Bouncing a lot

The momentum transfer at a collision is $\Delta p=2mv$ . It takes a time of $\Delta t= 2L/v$ for the ball to return for the next collision. The force is $F=\Delta p /\Delta t= mv^2/L$ . We can rewrite this in terms of the kinetic energy of the ball, $E=\frac{1}{2} mv^2$ , as

$F= \frac {2E}{L}$

We have to apply this external force in order to keep the distant $L$ steady. Changing the distance between the plates by $dL$ requires work, $dW=- dL F$ . Since there is no dissipation in the system this work will change the kinetic energy of the bouncing ball:

$dE=- dL F= - \frac{2E}{L}dL$

We can solve this differential equation by separation of variables:

$\frac{dE}{E}=-2\frac{dL}{L} \qquad \rightarrow \qquad \log E/E_0 = - 2\log L/L_0 \qquad \rightarrow \qquad E/E_0=(L/L_0)^{-2}$

Accordingly, the force can be expressed as

$F= \frac {2E}{L}= \frac {2E_0}{L} \left(\frac{L_0}{L}\right)^{2}$

In terms of the original parameters:

$F= \frac {mv_0^2}{L} \left(\frac{L_0}{L}\right)^{2}$

so the answer is A=2.0 .

Note that for a quantum mechanical "particle in a box" one gets an extremely similar result, see here , but the underlying physics is entirely different.

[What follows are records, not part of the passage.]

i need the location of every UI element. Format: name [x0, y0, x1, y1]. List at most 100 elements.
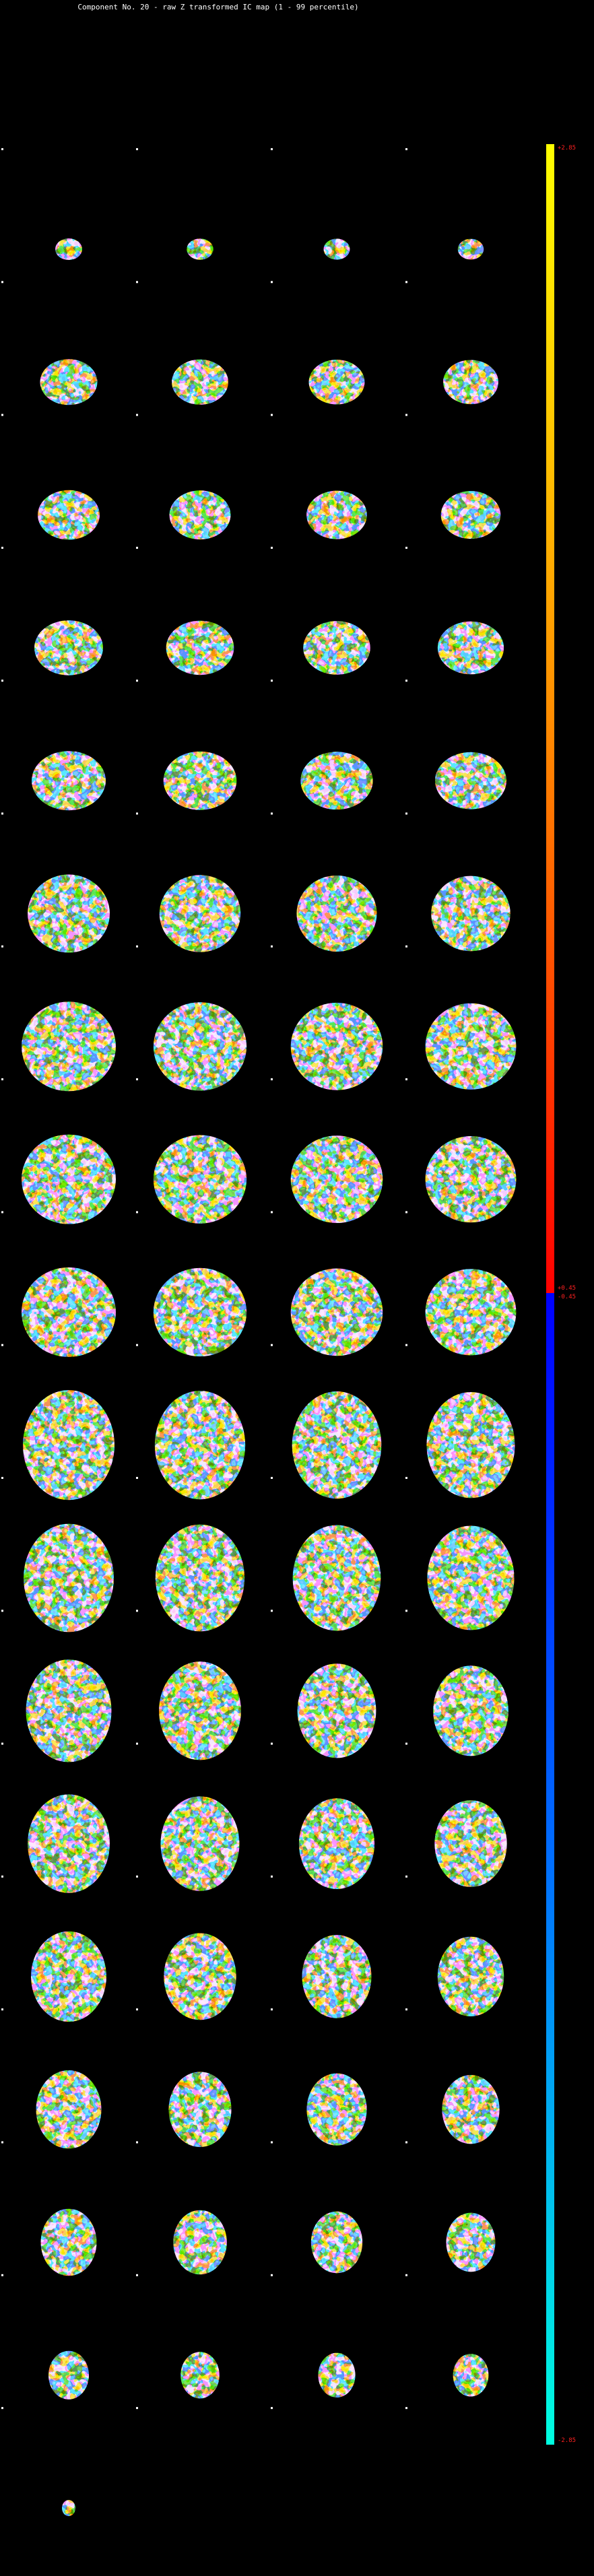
brain-slice — [159, 1661, 241, 1760]
slice-marker — [405, 1742, 407, 1745]
brain-slice — [431, 876, 510, 952]
slice-marker — [271, 1344, 273, 1346]
brain-slice — [154, 1391, 246, 1500]
slice-marker — [136, 1742, 138, 1745]
slice-marker — [271, 1211, 273, 1214]
slice-marker — [1, 1211, 3, 1214]
slice-marker — [271, 1742, 273, 1745]
slice-marker — [271, 546, 273, 549]
slice-marker — [405, 1078, 407, 1081]
brain-slice — [318, 2352, 356, 2398]
brain-slice — [22, 1267, 116, 1357]
brain-slice — [160, 1796, 240, 1891]
slice-marker — [405, 680, 407, 682]
brain-slice — [23, 1390, 114, 1500]
slice-marker — [1, 1477, 3, 1479]
brain-slice — [172, 359, 228, 405]
colorbar-neg-threshold: -0.45 — [558, 1294, 576, 1300]
slice-marker — [405, 2141, 407, 2144]
brain-slice — [28, 1794, 110, 1893]
slice-marker — [136, 281, 138, 284]
slice-marker — [405, 2407, 407, 2410]
slice-marker — [271, 1477, 273, 1479]
slice-marker — [136, 945, 138, 948]
slice-marker — [1, 1610, 3, 1612]
slice-marker — [271, 680, 273, 682]
slice-marker — [1, 1344, 3, 1346]
slice-marker — [136, 2008, 138, 2011]
slice-marker — [405, 1610, 407, 1612]
slice-marker — [1, 812, 3, 815]
brain-slice — [297, 1663, 376, 1758]
slice-marker — [136, 1211, 138, 1214]
brain-slice — [302, 1935, 372, 2018]
brain-slice — [308, 360, 365, 405]
colorbar-max: +2.85 — [558, 145, 576, 152]
brain-slice — [434, 1800, 507, 1888]
colorbar-positive — [546, 144, 554, 1293]
brain-slice — [440, 491, 501, 539]
brain-slice — [443, 360, 498, 405]
brain-slice — [153, 1135, 247, 1224]
brain-slice — [457, 238, 484, 260]
brain-slice — [164, 1933, 236, 2020]
slice-marker — [405, 281, 407, 284]
brain-slice — [180, 2352, 220, 2399]
brain-slice — [48, 2350, 89, 2400]
slice-marker — [136, 2141, 138, 2144]
slice-marker — [405, 546, 407, 549]
brain-slice — [437, 1936, 504, 2017]
brain-slice — [433, 1665, 508, 1756]
slice-marker — [136, 812, 138, 815]
brain-slice — [159, 875, 241, 952]
slice-marker — [136, 148, 138, 150]
brain-slice — [40, 359, 98, 405]
slice-marker — [1, 2141, 3, 2144]
brain-slice — [38, 490, 100, 540]
slice-marker — [1, 945, 3, 948]
slice-marker — [271, 148, 273, 150]
brain-slice — [26, 1659, 112, 1762]
brain-slice — [34, 620, 103, 675]
slice-marker — [136, 546, 138, 549]
slice-marker — [136, 680, 138, 682]
slice-marker — [1, 2008, 3, 2011]
brain-slice — [292, 1391, 382, 1499]
brain-slice — [427, 1525, 515, 1630]
slice-marker — [1, 2407, 3, 2410]
slice-grid — [1, 148, 517, 2517]
brain-slice — [290, 1268, 383, 1356]
slice-marker — [136, 2274, 138, 2276]
slice-marker — [271, 2008, 273, 2011]
brain-slice — [296, 875, 377, 952]
slice-marker — [271, 945, 273, 948]
brain-slice — [425, 1135, 517, 1223]
brain-slice — [40, 2208, 97, 2276]
slice-marker — [1, 546, 3, 549]
slice-marker — [271, 2274, 273, 2276]
slice-marker — [1, 2274, 3, 2276]
brain-slice — [62, 2500, 75, 2517]
colorbar-negative — [546, 1293, 554, 2445]
slice-marker — [405, 148, 407, 150]
brain-slice — [300, 752, 373, 810]
brain-slice — [168, 2072, 232, 2148]
slice-marker — [271, 1078, 273, 1081]
slice-marker — [136, 1078, 138, 1081]
brain-slice — [187, 238, 213, 260]
brain-slice — [22, 1134, 116, 1224]
brain-slice — [425, 1003, 517, 1090]
brain-slice — [323, 238, 350, 260]
brain-slice — [290, 1002, 383, 1090]
slice-marker — [136, 2407, 138, 2410]
slice-marker — [1, 1078, 3, 1081]
brain-slice — [163, 751, 237, 810]
slice-marker — [405, 1211, 407, 1214]
slice-marker — [271, 2407, 273, 2410]
brain-slice — [22, 1001, 116, 1092]
brain-slice — [153, 1267, 247, 1357]
brain-slice — [310, 2211, 363, 2274]
slice-marker — [405, 2274, 407, 2276]
colorbar-pos-threshold: +0.45 — [558, 1285, 576, 1292]
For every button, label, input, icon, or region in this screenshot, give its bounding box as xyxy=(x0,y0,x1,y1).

I just l guessed the answer 2 and got it right at the first place itself...!! Then I'm eligible for writing my own solution that's it😅

The ball, moving at speed $v$ between the plates at separation $L$ , bounces with each of the plates $\frac{v}{2L}$ times per second. At each bounce, a momentum of $2mv$ is transferred. The average force is momentum per time, so the force on the each of the plates is $F= \frac{2mv}{\frac{v}{2L}}=\frac{mv^2}{L}$ , pressing outward.

If we bring the plates a bit closer together by an external force, we put an amount of work $dE=-FdL= -mv^2 \frac{dL}{L}$ into the system. The kinetic energy of the system is $\frac{1}{2}mv^2$ , so that we can describe the process just in terms of energy and separation: $\frac{dE}{E} = -2\frac{dL}{L}$ .

Integrating both sides gives the relation $ln(E) = -2 ln(L)+C$ . Exponentiate to find $E = k/L^2$ where $k=e^C$ . Now find k by plugging in the original values $v_0$ and $L_0$ : $k = \frac{1}{2}L0^2mv_0$ so that $E =\frac{1}{2} mv_0^2 \frac{L_0^2}{L^2}$ .

Lastly $F=-dE/dL = mv_0^2\frac{L0^2}{L^3} = \frac{mv_0^2}{L}(\frac{ L0}{L})^2$

So that the asked A equals 2.00

My English is not very good.

This is a one-dimensional adiabatic process，and the adiabatic process equation is $pV^{γ}=const$ .

We know that $γ=\frac{C_{p}}{C_{V}}=\frac{0.5+1}{0.5}=3$ ,so the equation will be $FL^{3}=const$ .(according to the theorem of equipartition of energy)

so the answer is $A=3-1=2$ .

PS:This is not a very rigorous solution,but it is always correct.